Dr. Abraham F. Lowenthal, the founding director of the Pacific Council on International Policy, the Inter-American Dialogue and the Woodrow Wilson Center’s Latin America Program, is professor emeritus at the University of Southern California.
He has written on US foreign policy, Latin American politics, democratic governance, and California’s policy challenges. Among his main publications are The Dominican Intervention (1972), Partners in Conflict: The United States and Latin America (1987), Global California (2009), and Democratic Transitions: Conversations with World Leaders (co-edited with Sergio Bitar in 2015), published in six languages. He has published thirteen other symposium volumes; many book chapters; and eight essays in Foreign Affairs, among many others.
Dr. Lowenthal received his AB, MPA, and PhD degrees from Harvard University. He has been a visiting fellow in the United Kingdom, Israel, Argentina, Brazil, Colombia and Mexico; at Harvard, Princeton, UCLA, UC San Diego, the Public Policy Institute of California and the Wilson Center; and has held Fulbright professorships in Argentina, Brazil and Japan.
Lowenthal was director of studies and a vice president at the Council on Foreign Relations, a Peru representative for the Ford Foundation, and directed USC’s Center for International Studies. He was for several years a non-resident Senior Fellow of the Brookings Institution and an adjunct professor at Brown University’s Watson Institute.

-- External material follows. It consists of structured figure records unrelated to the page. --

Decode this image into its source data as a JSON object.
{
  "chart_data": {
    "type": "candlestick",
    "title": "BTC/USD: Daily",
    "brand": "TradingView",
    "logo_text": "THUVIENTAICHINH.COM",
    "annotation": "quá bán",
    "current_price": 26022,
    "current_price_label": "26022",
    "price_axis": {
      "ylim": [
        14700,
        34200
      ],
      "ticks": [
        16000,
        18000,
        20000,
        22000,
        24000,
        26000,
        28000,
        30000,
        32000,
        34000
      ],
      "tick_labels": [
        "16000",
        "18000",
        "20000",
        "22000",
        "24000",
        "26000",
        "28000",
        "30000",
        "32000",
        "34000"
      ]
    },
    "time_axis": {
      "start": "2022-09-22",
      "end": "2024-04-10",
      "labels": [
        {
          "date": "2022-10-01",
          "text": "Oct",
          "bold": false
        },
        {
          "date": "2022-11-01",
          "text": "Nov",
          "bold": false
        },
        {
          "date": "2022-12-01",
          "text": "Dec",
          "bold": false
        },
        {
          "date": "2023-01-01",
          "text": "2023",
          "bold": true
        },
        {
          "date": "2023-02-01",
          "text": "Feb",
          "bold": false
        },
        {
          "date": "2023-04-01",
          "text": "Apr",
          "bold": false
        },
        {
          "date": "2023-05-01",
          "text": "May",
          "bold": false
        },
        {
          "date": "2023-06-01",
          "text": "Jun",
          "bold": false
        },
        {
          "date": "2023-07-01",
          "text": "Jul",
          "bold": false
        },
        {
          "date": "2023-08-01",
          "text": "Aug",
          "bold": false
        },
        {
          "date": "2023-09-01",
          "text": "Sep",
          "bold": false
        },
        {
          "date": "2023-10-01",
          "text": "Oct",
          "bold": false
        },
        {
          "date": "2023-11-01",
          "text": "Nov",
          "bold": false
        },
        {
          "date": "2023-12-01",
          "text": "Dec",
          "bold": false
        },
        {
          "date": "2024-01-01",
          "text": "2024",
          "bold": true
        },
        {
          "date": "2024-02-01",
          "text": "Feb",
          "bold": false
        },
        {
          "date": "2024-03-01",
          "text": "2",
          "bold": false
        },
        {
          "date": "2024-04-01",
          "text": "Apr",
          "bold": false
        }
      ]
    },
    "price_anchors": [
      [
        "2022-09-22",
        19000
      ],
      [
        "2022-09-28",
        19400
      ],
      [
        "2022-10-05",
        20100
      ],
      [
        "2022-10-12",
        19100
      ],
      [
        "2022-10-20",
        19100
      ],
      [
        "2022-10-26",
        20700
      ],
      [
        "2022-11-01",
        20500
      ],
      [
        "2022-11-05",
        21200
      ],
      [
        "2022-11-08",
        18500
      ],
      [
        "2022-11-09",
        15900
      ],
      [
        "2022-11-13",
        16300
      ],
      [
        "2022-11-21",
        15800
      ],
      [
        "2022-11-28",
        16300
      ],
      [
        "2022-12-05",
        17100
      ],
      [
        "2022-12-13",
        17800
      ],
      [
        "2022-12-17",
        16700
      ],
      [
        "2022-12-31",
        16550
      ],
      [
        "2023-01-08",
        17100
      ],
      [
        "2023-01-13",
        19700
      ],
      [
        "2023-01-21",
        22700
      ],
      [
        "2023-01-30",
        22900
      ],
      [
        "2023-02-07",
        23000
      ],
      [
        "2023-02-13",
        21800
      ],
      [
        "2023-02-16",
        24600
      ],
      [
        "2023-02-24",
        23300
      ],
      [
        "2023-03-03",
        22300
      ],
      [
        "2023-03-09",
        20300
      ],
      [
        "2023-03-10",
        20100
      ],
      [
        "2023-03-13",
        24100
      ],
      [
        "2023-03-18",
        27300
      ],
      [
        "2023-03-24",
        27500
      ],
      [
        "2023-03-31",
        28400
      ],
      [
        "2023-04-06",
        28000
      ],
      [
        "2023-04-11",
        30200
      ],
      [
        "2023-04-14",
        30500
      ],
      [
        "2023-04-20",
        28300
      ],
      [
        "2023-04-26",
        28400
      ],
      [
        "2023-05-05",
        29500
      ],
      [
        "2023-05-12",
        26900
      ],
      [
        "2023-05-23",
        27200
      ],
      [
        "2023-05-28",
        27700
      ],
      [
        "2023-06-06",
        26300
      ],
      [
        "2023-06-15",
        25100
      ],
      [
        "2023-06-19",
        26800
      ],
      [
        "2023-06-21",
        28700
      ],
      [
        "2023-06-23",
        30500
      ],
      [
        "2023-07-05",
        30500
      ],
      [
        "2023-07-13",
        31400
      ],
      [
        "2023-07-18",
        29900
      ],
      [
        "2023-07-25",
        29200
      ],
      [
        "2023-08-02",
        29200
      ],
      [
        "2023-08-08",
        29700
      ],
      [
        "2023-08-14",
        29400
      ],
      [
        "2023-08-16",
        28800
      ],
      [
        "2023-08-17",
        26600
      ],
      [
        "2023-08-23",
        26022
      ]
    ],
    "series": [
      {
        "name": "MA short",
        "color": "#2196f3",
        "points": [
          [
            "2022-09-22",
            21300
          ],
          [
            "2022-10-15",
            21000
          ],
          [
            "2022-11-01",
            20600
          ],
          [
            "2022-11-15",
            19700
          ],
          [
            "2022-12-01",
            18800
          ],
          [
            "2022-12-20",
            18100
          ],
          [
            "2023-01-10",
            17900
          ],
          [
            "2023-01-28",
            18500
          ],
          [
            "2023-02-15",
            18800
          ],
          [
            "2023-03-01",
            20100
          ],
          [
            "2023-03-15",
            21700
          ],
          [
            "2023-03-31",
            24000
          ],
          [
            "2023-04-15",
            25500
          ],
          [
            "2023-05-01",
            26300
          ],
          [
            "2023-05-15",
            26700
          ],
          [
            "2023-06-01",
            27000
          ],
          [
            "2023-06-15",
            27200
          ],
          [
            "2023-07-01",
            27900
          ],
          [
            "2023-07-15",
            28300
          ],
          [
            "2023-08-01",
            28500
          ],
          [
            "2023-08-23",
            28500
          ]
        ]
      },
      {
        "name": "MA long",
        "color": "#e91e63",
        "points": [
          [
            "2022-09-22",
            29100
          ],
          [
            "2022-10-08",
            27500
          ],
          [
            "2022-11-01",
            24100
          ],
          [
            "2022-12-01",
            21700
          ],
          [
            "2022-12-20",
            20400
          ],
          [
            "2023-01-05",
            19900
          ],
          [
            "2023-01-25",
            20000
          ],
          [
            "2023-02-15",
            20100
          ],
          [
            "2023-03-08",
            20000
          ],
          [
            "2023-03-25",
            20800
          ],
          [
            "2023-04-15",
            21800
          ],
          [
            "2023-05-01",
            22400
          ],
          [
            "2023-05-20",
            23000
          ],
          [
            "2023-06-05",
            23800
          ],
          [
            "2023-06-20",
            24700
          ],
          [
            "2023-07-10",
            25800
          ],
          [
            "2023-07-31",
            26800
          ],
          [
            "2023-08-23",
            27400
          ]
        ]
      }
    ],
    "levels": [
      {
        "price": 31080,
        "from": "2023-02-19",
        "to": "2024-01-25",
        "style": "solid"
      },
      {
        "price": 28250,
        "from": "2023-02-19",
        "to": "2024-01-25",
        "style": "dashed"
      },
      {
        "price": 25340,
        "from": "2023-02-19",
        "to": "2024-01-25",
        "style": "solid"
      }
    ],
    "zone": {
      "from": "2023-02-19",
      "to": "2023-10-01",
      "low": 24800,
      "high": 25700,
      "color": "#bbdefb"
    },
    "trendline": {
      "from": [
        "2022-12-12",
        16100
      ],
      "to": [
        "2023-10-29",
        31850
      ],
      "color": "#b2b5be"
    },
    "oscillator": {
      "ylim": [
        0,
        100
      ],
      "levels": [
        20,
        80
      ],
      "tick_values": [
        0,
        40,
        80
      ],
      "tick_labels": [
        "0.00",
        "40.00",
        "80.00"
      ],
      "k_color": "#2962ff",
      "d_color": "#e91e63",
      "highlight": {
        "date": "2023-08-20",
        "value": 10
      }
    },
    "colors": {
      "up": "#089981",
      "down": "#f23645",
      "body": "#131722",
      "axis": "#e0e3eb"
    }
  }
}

Notre Dame awarded an honorary degree to Lowenthal who has been decorated by the presidents of Brazil, the Dominican Republic and Peru, and has received the Woodrow Wilson Medal for Public Service and the Olafson Award for advancing Southern California’s international interests. He has served on numerous boards and advisory councils, and is a board member of the Leo Baeck Institute and a member of the Research Council of the International Forum for Democratic Studies.